The British Records Association prize winners announced
Published: 19 March 2024
The British Records Association is delighted to announce the winners of the 2023 Janette Harley Prize including UofG's Professor Ian Forrest
The British Records Association has announced the winners of the 2023 Janette Harley Prize.
The Prize is shared between two entries as follows:
- Professor Ian Forrest, Head of UofG's School of Humanities | Sgoil nan Daonnachdan, and Christopher Whittick (translators and editors), for The Visitation of Hereford Diocese in 1397 (Canterbury & York Society, vol. CXI, 2021)
- Dr Imogen Peck (Birmingham University), for “‘Of no sort of use’?: Manuscripts, Memory, and the Family Archive in Eighteenth Century England” (Cultural and Social History, vol. 20:2 for 2023, pp.183-204), and the accompanying blog series and online resources, part of the ‘Family Archives in Early Modern England’ research project supported by the Leverhulme Trust.
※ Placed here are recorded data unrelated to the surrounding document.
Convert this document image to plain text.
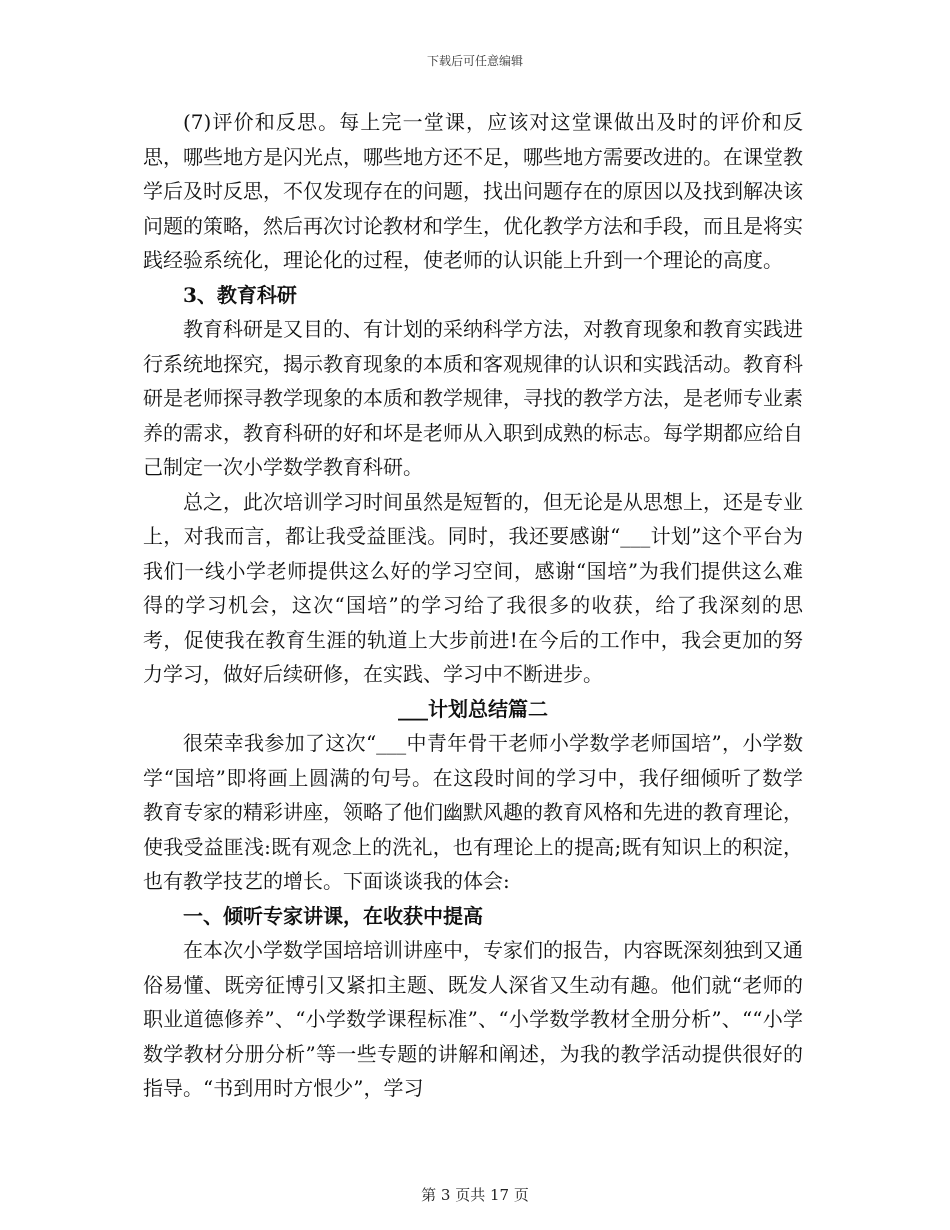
下载后可任意编辑

(7)评价和反思。每上完一堂课，应该对这堂课做出及时的评价和反思，哪些地方是闪光点，哪些地方还不足，哪些地方需要改进的。在课堂教学后及时反思，不仅发现存在的问题，找出问题存在的原因以及找到解决该问题的策略，然后再次讨论教材和学生，优化教学方法和手段，而且是将实践经验系统化，理论化的过程，使老师的认识能上升到一个理论的高度。

3、教育科研

教育科研是又目的、有计划的采纳科学方法，对教育现象和教育实践进行系统地探究，揭示教育现象的本质和客观规律的认识和实践活动。教育科研是老师探寻教学现象的本质和教学规律，寻找的教学方法，是老师专业素养的需求，教育科研的好和坏是老师从入职到成熟的标志。每学期都应给自己制定一次小学数学教育科研。

总之，此次培训学习时间虽然是短暂的，但无论是从思想上，还是专业上，对我而言，都让我受益匪浅。同时，我还要感谢“___计划”这个平台为我们一线小学老师提供这么好的学习空间，感谢“国培”为我们提供这么难得的学习机会，这次“国培”的学习给了我很多的收获，给了我深刻的思考，促使我在教育生涯的轨道上大步前进!在今后的工作中，我会更加的努力学习，做好后续研修，在实践、学习中不断进步。

___计划总结篇二

很荣幸我参加了这次“___中青年骨干老师小学数学老师国培”，小学数学“国培”即将画上圆满的句号。在这段时间的学习中，我仔细倾听了数学教育专家的精彩讲座，领略了他们幽默风趣的教育风格和先进的教育理论，使我受益匪浅:既有观念上的洗礼，也有理论上的提高;既有知识上的积淀，也有教学技艺的增长。下面谈谈我的体会:

一、倾听专家讲课，在收获中提高

在本次小学数学国培培训讲座中，专家们的报告，内容既深刻独到又通俗易懂、既旁征博引又紧扣主题、既发人深省又生动有趣。他们就“老师的职业道德修养”、“小学数学课程标准”、“小学数学教材全册分析”、““小学数学教材分册分析”等一些专题的讲解和阐述，为我的教学活动提供很好的指导。“书到用时方恨少”，学习

第 3 页共 17 页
These contrasting prize-winners show the breadth and value of archival records, and the different ways in which they can be studied and made more accessible.
Forrest and Whittick: Bishops learn about their dioceses through visitations.
Surviving medieval visitation records are rare and of great value to historians.
Bishop John Trefnant’s visitation of his diocese of Hereford in 1397 is contained in Hereford Cathedral Archives (HCA) 1779. The visitation offers unparalleled insight into social life, sexual behaviour, religious belief and practice, and gender relations during a period of religious and political turmoil, revealing how the clergy were disciplined, how English- and Welsh-speakers interacted, and how the congregation experienced worship.
It is also a treasure trove of information about the fabric of local churches and the administration of parishes before the Reformation. The document is a major early source for Welsh naming practices – indeed Bishop Trefnant himself came from a Welsh area, had a Welsh name, and employed Welsh-speaking scribes in his household.
This edition is designed for the non-professional reader, being the first of the Canterbury and York Society’s 111 volumes to be published in the original Latin with a facing English translation. Conscious attempts have been made to preserve the word-order of the original as far as is consistent with fluency of translation, and to avoid technical vocabulary. The edition has greatly increased the accessibility of the manuscript, which now is consulted as a matter of course by the Diocesan Advisory Committee on questions of church fabric.